O título que se tornou famoso devido ao YouTube retorna ruim como sempre, mas com bons conteúdos extras que explicam sua existência.


Se você consumia conteúdo gamer no YouTube nos anos 2010, provavelmente assistia ao The Angry Video Game Nerd. E se você assistia ao The Angry Video Game Nerd, provavelmente conhece Plumbers Don't Wear Ties.


Lançado originalmente nos anos 1990, com sua versão de 3DO sendo a mais popular, o título ganhou uma segunda vida na internet não por seu pioneirismo por ser a primeira visual novel produzida nos Estados Unidos, mas sim por sua qualidade duvidosa que lhe rendeu o título de um dos piores games de todos os tempos.

Agora, em 2024, o jogo ganha uma terceira vida com uma Definitive Edition desenvolvida e publicada pela Limited Run Games, cujo objetivo é não só preservar o game, mas explorar como uma produção como essa conseguiu ser lançada, celebrando-a de certa forma. Apesar de alguns sobressaltos, é uma meta cumprida com sucesso.

Sim, é horrível

Antes de seguir lendo esta análise, não se engane: a equipe de desenvolvimento pode ter remasterizado o jogo, mas não fez milagre. Ele continua com suas indistinguíveis marcas (ou manchas) que lhe renderam sua reputação.

Caso seja seu primeiro contato com Plumbers Don't Wear Ties, o game traz a história de John, um encanador, e Jane uma “garota mimada” em busca de um novo emprego. Ambos são atazanados por seus pais, que insistem que eles deveriam estar em um relacionamento amoroso. Até que, por obra do destino, eles se cruzam em um estacionamento.

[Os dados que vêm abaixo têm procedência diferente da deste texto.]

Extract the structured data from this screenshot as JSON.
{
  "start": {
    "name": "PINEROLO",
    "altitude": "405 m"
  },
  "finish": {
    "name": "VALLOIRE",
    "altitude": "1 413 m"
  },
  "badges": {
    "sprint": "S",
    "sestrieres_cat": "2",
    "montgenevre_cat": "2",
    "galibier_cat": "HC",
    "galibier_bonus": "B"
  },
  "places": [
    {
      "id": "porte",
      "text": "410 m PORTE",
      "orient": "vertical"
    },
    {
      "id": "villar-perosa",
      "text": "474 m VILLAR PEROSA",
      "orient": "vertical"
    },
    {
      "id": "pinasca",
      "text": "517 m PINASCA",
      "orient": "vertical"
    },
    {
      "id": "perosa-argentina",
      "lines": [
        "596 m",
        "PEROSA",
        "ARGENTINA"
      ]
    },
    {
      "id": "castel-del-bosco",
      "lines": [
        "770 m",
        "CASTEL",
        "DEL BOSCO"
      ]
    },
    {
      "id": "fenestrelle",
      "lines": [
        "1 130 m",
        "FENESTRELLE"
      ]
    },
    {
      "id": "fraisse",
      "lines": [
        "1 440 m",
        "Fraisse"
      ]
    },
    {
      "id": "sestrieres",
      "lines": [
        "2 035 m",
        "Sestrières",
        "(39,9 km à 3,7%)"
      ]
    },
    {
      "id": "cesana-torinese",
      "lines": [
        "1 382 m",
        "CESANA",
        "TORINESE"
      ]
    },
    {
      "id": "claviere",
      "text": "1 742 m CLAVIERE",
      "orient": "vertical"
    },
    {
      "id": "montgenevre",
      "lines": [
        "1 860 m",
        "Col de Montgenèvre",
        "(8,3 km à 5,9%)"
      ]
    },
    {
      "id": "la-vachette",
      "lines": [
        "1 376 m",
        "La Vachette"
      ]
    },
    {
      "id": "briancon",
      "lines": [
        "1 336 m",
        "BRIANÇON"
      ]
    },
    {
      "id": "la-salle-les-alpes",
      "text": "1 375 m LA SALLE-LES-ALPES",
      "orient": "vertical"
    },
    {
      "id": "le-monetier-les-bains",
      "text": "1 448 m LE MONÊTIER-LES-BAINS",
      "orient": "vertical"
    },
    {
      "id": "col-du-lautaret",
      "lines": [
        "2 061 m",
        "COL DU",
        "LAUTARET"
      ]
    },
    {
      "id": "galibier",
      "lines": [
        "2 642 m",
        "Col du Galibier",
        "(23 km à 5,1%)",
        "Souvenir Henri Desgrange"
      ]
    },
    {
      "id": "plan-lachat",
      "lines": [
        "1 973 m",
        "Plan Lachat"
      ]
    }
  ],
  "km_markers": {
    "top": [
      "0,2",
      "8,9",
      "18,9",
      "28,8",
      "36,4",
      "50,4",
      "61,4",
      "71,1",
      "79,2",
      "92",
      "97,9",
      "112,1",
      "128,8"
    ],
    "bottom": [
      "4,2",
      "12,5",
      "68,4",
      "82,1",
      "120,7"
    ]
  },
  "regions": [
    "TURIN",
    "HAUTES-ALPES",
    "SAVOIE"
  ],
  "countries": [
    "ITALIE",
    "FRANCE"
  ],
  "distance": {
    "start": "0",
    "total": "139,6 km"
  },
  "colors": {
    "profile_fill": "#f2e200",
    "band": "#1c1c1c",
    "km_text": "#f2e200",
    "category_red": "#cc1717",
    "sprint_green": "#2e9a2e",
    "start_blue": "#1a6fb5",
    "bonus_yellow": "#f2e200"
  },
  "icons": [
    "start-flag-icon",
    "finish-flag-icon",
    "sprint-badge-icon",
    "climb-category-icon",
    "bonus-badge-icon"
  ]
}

O objetivo do game é fazer com que John e Jane terminem juntos. Para isso acontecer, o jogador deve selecionar por qual caminho a narrativa deve seguir ao chegar em uma ramificação. Assim, é preciso descobrir, por tentativa e erro, qual é o caminho correto para o final feliz.



O jogo faz parte das produções lançadas no apogeu dos títulos Full Motion Video (FMV), em que clipes pré-gravados de vídeo e áudio eram utilizados para desenvolver a narrativa, com pouquíssimo uso de sprites ou modelos poligonais.

No entanto, Plumbers tornou-se infame por se vender como um jogo FMV, mas utilizar, na sua esmagadora maioria, fotos e áudio para contar sua trama. É como assistir a um slideshow ouvindo uma radionovela. Se isso já deixa a experiência, no mínimo, estranha para início de conversa, é no enredo em si que as coisas degringolam de vez.

O roteiro tenta ser engraçado, mas usa todos os mecanismos errados para isso. Imagens com filtros esquisitos, personagens aleatórios que aparecem do nada e que não interferem na narrativa, cenas com sequências intermináveis de fotos e músicas, falas que arrastam o enredo e atuações de voz dolorosas são alguns dos problemas.



Porém, o principal deles é a representação feminina. O título é repleto de piadas de cunho sexual, trechos de seminudez e, o pior, piadas sobre feminicídio e abuso moral e sexual. A remasterização deixa claro que o game é um produto da sua época, em que questões como essas, embora inaceitáveis, eram vistas como fonte de “humor”.

Assim, todas as vezes que cenas com esses temas problemáticos surgem, a sensação é uma mistura de incredulidade com vergonha alheia, daquelas que dá vontade de enfiar a cabeça debaixo da terra.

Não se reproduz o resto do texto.